We demonstrate the midway face warp for the same photos of Leonardo Dicaprio and Christian Bale below:

Midway Warp

Part 3: The Morph Sequence:

Following a similar procedure as the midway face, we can produce an animated warp between the two faces. We implement a new function, morph, that, instead of warping each triangle mesh to the midpoint, warps each triangle mesh to a weighted average of the two meshes and computes a pixelwise weighted average of the two warped photos. This way we can control how far along in a morph we create an image. Therefore, to create the final morph sequence, all we have to do is interpolate between the photos in shape while at the same time cross fading between the photos. We get the following result:

Morph Sequence

Part 4: The “Mean Face” of a Population:

Using similar techniques, we can compute the “mean face” of a population. To do this, we can do the following:

  1. Compute the average position of corresponding keypoints for each image.
  2. Morph each image to the average keypoint locations.
  3. Take the pixelwise mean of each output image

Applying to the FEI face database on non-smiling images. Step two gives us the following results:

Warp to Mean 1 Warp to Mean 2 Warp to Mean 3 Warp to Mean 4 Warp to Mean 5 Warp to Mean 6

We get this final mean image:

Mean Face

I can similarly warp my own face into the mean geometry:

Me Me as Mean

The reverse is also possible where the average face is warped to my face geometry:

Mean Face Mean as Me

Part 5: Charicatures: Extrapolating from the Mean:

We have already shown that we can interpolate between my face geometry and the population mean geometry. But it is also possible to extrapolate. If we interpolate by computing \alpha (\text{mean geometry}) + (1-\alpha) * (\text{my geometry}) for some \alpha between 0 and 1, we can extrapolate by performing the same operation for \alpha < 0 or \alpha > 1.

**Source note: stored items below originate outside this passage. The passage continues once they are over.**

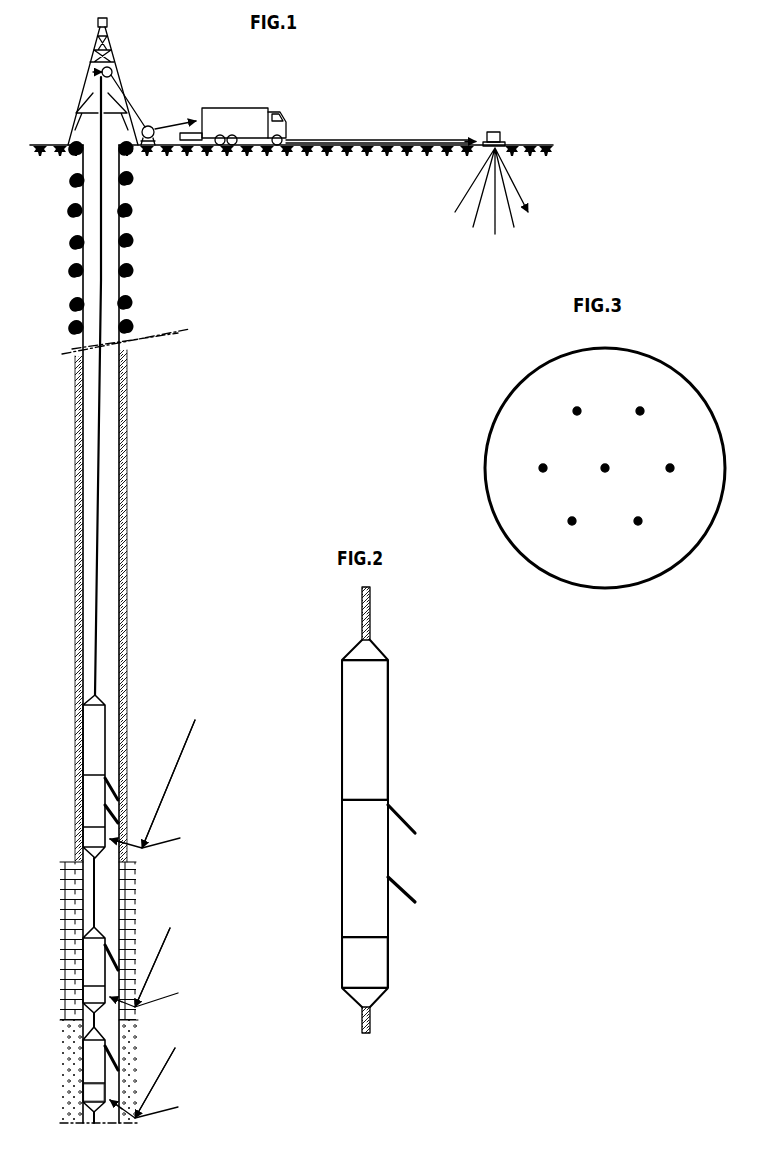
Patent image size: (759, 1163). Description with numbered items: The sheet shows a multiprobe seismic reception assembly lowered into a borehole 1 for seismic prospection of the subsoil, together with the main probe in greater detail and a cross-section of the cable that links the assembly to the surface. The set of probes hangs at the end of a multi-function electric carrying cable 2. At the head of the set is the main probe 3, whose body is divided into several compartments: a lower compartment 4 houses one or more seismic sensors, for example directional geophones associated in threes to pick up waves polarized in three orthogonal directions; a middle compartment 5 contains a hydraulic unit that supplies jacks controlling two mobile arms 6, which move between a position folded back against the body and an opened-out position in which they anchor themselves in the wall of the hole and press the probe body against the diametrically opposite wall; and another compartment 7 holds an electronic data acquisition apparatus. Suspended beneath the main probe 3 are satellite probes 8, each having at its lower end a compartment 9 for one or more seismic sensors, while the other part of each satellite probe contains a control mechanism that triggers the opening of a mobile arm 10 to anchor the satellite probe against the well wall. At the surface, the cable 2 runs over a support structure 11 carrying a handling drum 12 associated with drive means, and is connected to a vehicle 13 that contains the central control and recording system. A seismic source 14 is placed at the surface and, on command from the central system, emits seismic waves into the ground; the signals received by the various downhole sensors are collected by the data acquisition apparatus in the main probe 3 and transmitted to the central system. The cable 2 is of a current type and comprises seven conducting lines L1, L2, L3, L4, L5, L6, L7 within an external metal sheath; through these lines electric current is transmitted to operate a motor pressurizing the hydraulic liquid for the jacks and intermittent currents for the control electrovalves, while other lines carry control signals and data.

In FIG. 1, the borehole 1 is at (112, 475).
In FIG. 1, the multi-function electric carrying cable 2 is at (102, 282).
In FIG. 1, the main probe 3 is at (110, 675).
In FIG. 2, the main probe 3 is at (440, 706).
In FIG. 2, the lower compartment 4 is at (342, 937).
In FIG. 2, the middle compartment 5 is at (342, 845).
In FIG. 2, the mobile arms 6 is at (415, 893).
In FIG. 2, the compartment 7 is at (342, 733).
In FIG. 1, the satellite probes 8 is at (61, 970).
In FIG. 1, the compartment 9 is at (90, 1098).
In FIG. 1, the mobile arm 10 is at (119, 946).
In FIG. 1, the support structure 11 is at (75, 118).
In FIG. 1, the handling drum 12 is at (149, 126).
In FIG. 1, the vehicle 13 is at (225, 108).
In FIG. 1, the seismic source 14 is at (486, 131).
In FIG. 3, the conducting line L1 is at (564, 401).
In FIG. 3, the conducting line L2 is at (654, 401).
In FIG. 3, the conducting line L3 is at (692, 479).
In FIG. 3, the conducting line L4 is at (652, 534).
In FIG. 3, the conducting line L5 is at (562, 534).
In FIG. 3, the conducting line L6 is at (528, 479).
In FIG. 3, the conducting line L7 is at (617, 479).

We get the following results for \alpha = -0.25:

Me Charicature

We get the following results for \alpha = -0.5:

Me Charicature

Decreasing \alpha below 0 progressively intensifies features that deviate from the mean, resulting in a charicature like image. This is because the equation we use makes the geometry move further from the mean in the direction that the face geometry already deviates from the mean geometry.

At \alpha = -0.25, the face is narrowed, the forehead appears larger, and some features are sharpened. All these changes are amplified with \alpha=-0.5, but we also see some artifacting between the eyebrows. This suggests that there is a limit to how far we can extrapolate without breaking the structure of the image.

Adding a smile???

If we compute the average facial geometry of the set of images where people are smiling, we can apply this geometry to my face to change my expression to a smile.

Just modifying the geometry, we get the following transformation:

Me Me smile

Taking this approach gives me a positive facial expression but the rest of my face is warped to the mean face, making it look very distorted.

We can also warp the average face to my geometry and interpolate between the pixel values.

Me Me smile Me smile

When we use use the mean appearance of a smiling person to my geometry you can see teeth, but the expression is not perfectly a smile. Also it does not look like me anymore. The middle image looks like a grayer version of the original photo of me.

Modifying the appearance and geometry, we get the following results:

Me Me smile

This makes my lips wider, widens my face, turns the sides of my mouth up closer to a smile, but it is still far from perfect.

I also attempted to manually define keypoints to tilt my mouth into a smile. My thought process here was that manually defining the points would let my face remain undistorted excluding the smile region.

Me Me Smile Manual

This result is the most desirable because it warps the mouth into a smile shape but does not distort the rest of the face much.